The Journalistic Tattletale and Censorship Industry Suffers Several Well-Deserved Blows – A critique containing allegations that today’s journalists engage in punishing free speech instead of promoting free speech.
WaPo Runs Piece Saying Elon Musk’s ‘Twitter Investment Could Be Bad News For Free Speech.’ Musk Fires Back. – Here is an example of a journalistic attempt to preempt the possibility of more free speech before it even happens. Does advocating against free speech encourage communications professionals to “tell the truth” or disclose “the complete picture”?
MSNBC opinion article ridiculed for warning about ‘fascist fitness’ – Is it responsible, empathetic or supportive to shame people who want to exercise by labeling it as a White supremacist, NAZI-affiliated activity?
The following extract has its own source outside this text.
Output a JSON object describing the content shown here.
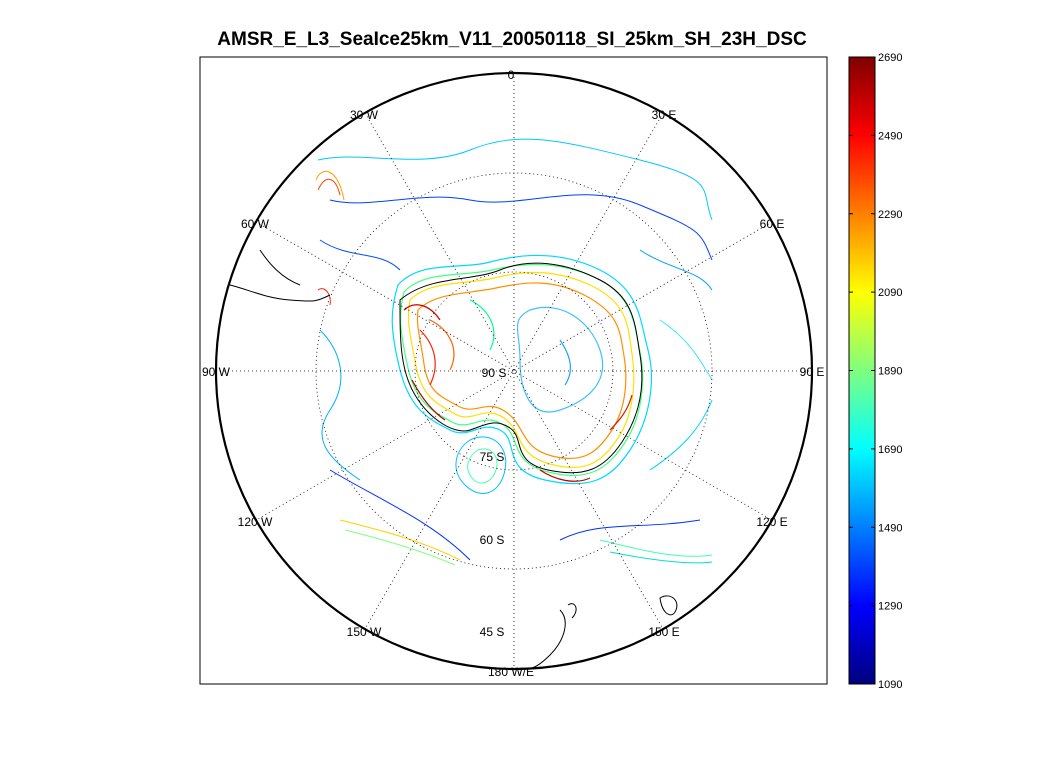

GUNTER: More falsehoods about the convoy are now being retracted – The CBC has reluctantly retracted at least two false stories about the Freedom Convoy. Did the CBC research information carefully and present only truthful information before publishing?
Opinion: Misuse of the term ‘misinformation’ has muzzled scientific COVID-19 debate – We’ve all seen this happening – current journalistic standards seem to say that asking reasonable questions about anything to do with COVID-19 should be labeled as misinformation and banned everywhere possible. To my way of thinking that is not demonstrative of “reason”, truth-telling, or an attempt to help the public discern “the complete picture”.
You’re probably wondering to yourself, as I often do – how did we get to the point where there is such a huge gulf between the ideals of professional ethics in communications and actual practice by the most influential communications gatekeepers of our time? I’ll attempt to answer that question in a future article. Stay tuned, and stay skeptical!
Sources
Daly, John A. and Isa N. Engleberg. Presentations in Everyday Life: Strategies for Effective Speaking. Houghton Mifflin Company, 2001.
Hamilton, Cheryl. Essentials of Public Speaking, Third Edition. Thomson Wadsworth. 2006.
Ige, Dorothy W. K. and Lori L. Montalbano. Public Speaking & Responsibility in a Changing World. KendallHunt Publishing Company. 2012-2013.
Verderber, Kathleen S., Rudolph F. Verderber, Cynthia Berryman-Fink. Inter-Act: Interpersonal Communication, Concepts, Skills and Contexts, Eleventh Edition. Oxford University Press 2007.